Villes moyennes : un pilier majeur de l’aménagement du territoire

Les villes moyennes françaises bénéficient d’une image positive en termes de qualité de vie. Les pouvoirs publics ont lancé fin 2017 le programme Action cœur de ville pour revitaliser les centres. La crise sanitaire liée au Covid-19 a suscité un regain d’intérêt pour ces villes. L’essor du travail à distance semble nourrir leur attractivité.

Perpignan, en Occitanie.
Les villes moyennes constituent un pivot à l’échelle locale. Ayant souvent un rôle politique et administratif, elles disposent de services et d’équipements importants. © Bernard Girardin - stock.adobe.com

À la suite d’une demande de Jacqueline Gourault, ministre de la cohésion des territoires et des relations avec les collectivités territoriales, France Stratégie a publié en janvier 2022 deux notes sur les villes moyennes. La première analyse les effets de la crise sanitaire sur la dynamique de ces villes, la seconde leurs atouts en matière d’aménagement du territoire.

Les villes moyennes à l’épreuve du Covid

Pour France Stratégie, dans le cadre de la mission confiée par Jacqueline Gourault, une ville moyenne se compose :

Les villes moyennes, particulièrement leurs pôles, ont connu de 2009 à 2019 une dynamique supérieure à la médiane nationale, mais moindre que celle des métropoles. Leurs pôles ont vu les prix immobiliers baisser de 6,5%, la population stagner et l’emploi augmenter de 3%. Dans le même temps, les métropoles ont enregistré une croissance de tous ces indicateurs.

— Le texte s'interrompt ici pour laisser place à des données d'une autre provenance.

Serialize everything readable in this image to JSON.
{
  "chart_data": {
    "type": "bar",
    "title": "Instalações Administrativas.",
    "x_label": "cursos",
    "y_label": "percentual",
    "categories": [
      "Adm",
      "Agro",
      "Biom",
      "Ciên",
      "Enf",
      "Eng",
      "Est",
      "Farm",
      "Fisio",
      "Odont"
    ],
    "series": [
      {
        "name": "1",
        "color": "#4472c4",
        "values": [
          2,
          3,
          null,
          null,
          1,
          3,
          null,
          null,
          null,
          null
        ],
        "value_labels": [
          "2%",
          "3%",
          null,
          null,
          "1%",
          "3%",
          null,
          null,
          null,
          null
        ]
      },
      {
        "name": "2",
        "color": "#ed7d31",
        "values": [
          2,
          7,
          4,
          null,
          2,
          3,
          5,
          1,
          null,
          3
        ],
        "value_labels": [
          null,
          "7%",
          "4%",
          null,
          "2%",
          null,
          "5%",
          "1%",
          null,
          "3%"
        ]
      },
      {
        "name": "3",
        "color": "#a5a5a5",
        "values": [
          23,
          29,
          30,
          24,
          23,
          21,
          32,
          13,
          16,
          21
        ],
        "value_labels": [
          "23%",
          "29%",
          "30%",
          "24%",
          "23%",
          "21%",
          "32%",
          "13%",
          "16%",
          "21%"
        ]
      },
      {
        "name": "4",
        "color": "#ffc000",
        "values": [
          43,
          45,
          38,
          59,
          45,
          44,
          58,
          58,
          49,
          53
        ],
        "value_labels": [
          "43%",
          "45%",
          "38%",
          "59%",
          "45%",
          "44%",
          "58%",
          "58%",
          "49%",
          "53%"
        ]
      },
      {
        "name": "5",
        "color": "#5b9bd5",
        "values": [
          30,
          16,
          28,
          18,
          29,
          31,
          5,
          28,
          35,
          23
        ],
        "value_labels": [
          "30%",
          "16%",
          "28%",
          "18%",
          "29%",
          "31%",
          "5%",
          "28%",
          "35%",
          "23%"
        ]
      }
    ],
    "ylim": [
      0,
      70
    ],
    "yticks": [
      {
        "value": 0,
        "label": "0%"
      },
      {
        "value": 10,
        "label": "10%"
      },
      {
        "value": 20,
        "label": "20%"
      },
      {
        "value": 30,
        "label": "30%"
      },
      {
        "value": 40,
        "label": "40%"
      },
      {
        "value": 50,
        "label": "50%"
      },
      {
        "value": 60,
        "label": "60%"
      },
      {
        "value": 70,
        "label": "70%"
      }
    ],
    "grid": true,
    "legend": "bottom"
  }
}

Les villes moyennes les plus dynamiques se concentrent :

  • sur le littoral atlantique (Bayonne, Royan…) ;
  • sur le pourtour méditerranéen, de Sète à Perpignan ;
  • dans la vallée du Rhône (Valence, Orange…) ;
  • près de la frontière suisse (Chambéry, Thonon-les-Bains…).

En revanche, les villes en décroissance se situent dans le centre de la France (Nevers, Châteauroux…) et le Nord-Est (Charleville-Mézières, Sedan…). Beaucoup d’entre elles, victimes de la désindustrialisation, affichent de forts taux de chômage et de pauvreté.

La crise sanitaire ne semble pas avoir rompu les dynamiques existantes :

  • l’emploi dans les villes moyennes a augmenté de 2,3% (soit la moyenne nationale) entre le troisième trimestre 2019 et le troisième trimestre 2021. Les plus dynamiques ont moins souffert de la crise ;
  • la géographie du marché de l’immobilier résidentiel n’a pas varié en 2020.

Le déploiement du télétravail permet d’accroître la distance domicile-travail et de quitter les grandes villes pour des villes moyennes. Les données sur ces mouvements de population ne sont pas encore disponibles.

Un rôle-clé pour l’aménagement du territoire

Les villes moyennes ont des trajectoires, des vulnérabilités (économiques, sociales, environnementales) et des besoins divers. Elles font face à des problématiques liées aux transitions :

  • écologique (atténuation du changement climatique, préservation des écosystèmes…) ;
  • numérique ;
  • démographique (vieillissement de la population).

Ces villes constituent un pivot à l’échelle locale. La plupart ont un rôle politique et administratif (sièges d’une préfecture ou d’une sous-préfecture) et disposent de services et d’équipements importants : services publics, infrastructures de transport, universités, tribunaux, hôpitaux, équipements sportifs et culturels…

France Stratégie considère les villes moyennes comme un pilier durable de l’aménagement du territoire et préconise "un nouveau pacte de cohésion et d’aménagement du territoire" pour notamment :

  • différencier les stratégies d’accompagnement selon les villes ;
  • assurer l’accès de tous à une base minimale d’équipements et de services dans ces villes ;
  • développer la prospective et l’ingénierie au sein de ces territoires.